As AIM’s Dean of Students, he first opened the doors for equal opportunities in education by ‘relaxing’ AIM’s tight admission policies for MBM students.  Under his helm, the three-year supervisory work experience as minimum background requirement to enter MBM program was reduced to one year, provided the applicant belonged to the upper ten percent of graduating class in college.  And that was how I got into AIM in 1977, when it rained Latin honors awardees among my batch MBM79 (three members had Summa Cum Laude laurels) and where over twenty successful applicants were female. It was also during his initial term as Dean that AIM offered Student Loans and an array of scholarships that benefited my future husband as a full scholarship beneficiary. At AIM, my original Thesis Adviser got hired by a reputable advertising agency midway into my research. The quest for a new thesis adviser led me to none other than Dean JunBer whose mentoring was remarkably worthy that my sponsoring company took interest and financed wholly my research study.

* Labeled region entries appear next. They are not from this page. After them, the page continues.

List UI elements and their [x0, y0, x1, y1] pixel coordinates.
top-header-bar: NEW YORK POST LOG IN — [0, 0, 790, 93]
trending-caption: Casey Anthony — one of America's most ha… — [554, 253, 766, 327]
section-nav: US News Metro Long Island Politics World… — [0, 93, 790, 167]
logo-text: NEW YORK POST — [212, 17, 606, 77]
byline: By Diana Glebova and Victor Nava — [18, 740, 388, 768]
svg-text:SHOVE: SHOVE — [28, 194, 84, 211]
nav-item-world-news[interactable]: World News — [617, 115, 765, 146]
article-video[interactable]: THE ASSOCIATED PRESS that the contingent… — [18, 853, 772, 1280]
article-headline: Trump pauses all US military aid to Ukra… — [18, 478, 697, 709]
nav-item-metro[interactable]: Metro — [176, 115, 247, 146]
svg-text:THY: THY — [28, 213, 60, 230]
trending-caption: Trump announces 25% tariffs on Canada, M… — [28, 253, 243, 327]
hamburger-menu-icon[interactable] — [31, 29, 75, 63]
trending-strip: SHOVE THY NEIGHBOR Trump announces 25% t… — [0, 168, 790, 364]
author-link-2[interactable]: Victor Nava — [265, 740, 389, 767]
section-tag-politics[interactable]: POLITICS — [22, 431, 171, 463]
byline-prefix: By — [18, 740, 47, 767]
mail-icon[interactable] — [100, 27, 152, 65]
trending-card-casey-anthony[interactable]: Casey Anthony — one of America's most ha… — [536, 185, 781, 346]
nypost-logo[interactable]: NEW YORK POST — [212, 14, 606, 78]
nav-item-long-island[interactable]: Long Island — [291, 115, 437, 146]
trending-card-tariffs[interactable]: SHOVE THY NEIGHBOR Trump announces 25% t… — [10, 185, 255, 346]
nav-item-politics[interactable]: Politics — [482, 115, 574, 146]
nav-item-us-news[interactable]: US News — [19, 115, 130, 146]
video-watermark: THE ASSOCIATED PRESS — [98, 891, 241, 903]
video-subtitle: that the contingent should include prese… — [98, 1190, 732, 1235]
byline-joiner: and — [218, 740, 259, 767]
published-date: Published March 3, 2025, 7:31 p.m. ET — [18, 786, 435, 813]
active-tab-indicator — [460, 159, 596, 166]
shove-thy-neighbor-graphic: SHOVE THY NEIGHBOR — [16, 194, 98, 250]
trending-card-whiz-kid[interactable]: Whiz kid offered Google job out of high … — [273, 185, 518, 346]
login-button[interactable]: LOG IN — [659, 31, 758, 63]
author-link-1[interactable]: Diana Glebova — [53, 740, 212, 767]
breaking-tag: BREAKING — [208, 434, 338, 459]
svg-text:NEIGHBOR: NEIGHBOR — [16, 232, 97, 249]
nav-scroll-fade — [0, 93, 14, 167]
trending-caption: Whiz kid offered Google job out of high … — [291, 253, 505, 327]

An engineer by profession and background, Dean JunBer was born to teach. An adept Bridge player, he maintained a Poker-face countenance wherein his lectures were not interjected with humor as ice breakers.  Rather, he delivered his Operations and Production Management lessons in a structured, concise, well-defined yet easy-to-understand as well as appreciate manner that his students long remember. He taught us the Input-Transforming Unit-Output framework, “Burred Panels” as a notable Case Method study and the Kepner-Tregoe technique in Problem Solving and Decision Making.  He used Wedding Planning as a PERT-CPM exercise that, truth to tell, my AIM classmate and I used on-point when we got married in December 1978.  It is hard not to be reminded of the renowned “Bernardo Model for Project Management” which I deem deserved to be patented.  He said that in one’s life, it is inevitable to manage a project which distinguishes the role of a Manager versus an ordinary employee.  Under his unique model, a manager only has three management concerns:  Problem to Solve, Decision to Make and Managing a Project, the last of which entailed the list of Things-to-Do.  Indeed, Dean JunBer’s pedagogical skills were nonpareil and his teaching standards so inspiring that my husband followed former’s footsteps and continues to teach exactly the same subjects of discipline (Operations Management and Quantitative Analysis) at the Ateneo Graduate School of Business.

Over the course of my professional life, I had the opportunity to pay it forward and give back to AIM when I became Vice President for Development overseeing the operations of the AIM Scientific Research Foundation.  By then, Dean JunBer and I have come full circle evolving into work colleagues in a prestigious institution which served as training ground of Asian managers. At one time, we both attended the Asia-Pacific Economic Cooperation Summit Meeting in Seoul, Korea as AIM’s official representatives for the Education Sector, an accomplishment I still hold in high esteem to this day.

To my First Boss and Professor who believed in me and influenced me to attain an MBM degree, who helped every step of the way in my ascent up the corporate ladder through valuable work and character references, and who wished for nothing but success in my life, saying Thank You will never be enough.  His exemplary life as a Quintessential Educator is perpetuated in the memories of his students, AIM co-faculty and stakeholders, as well as a multitude of trainees in the business and education sectors.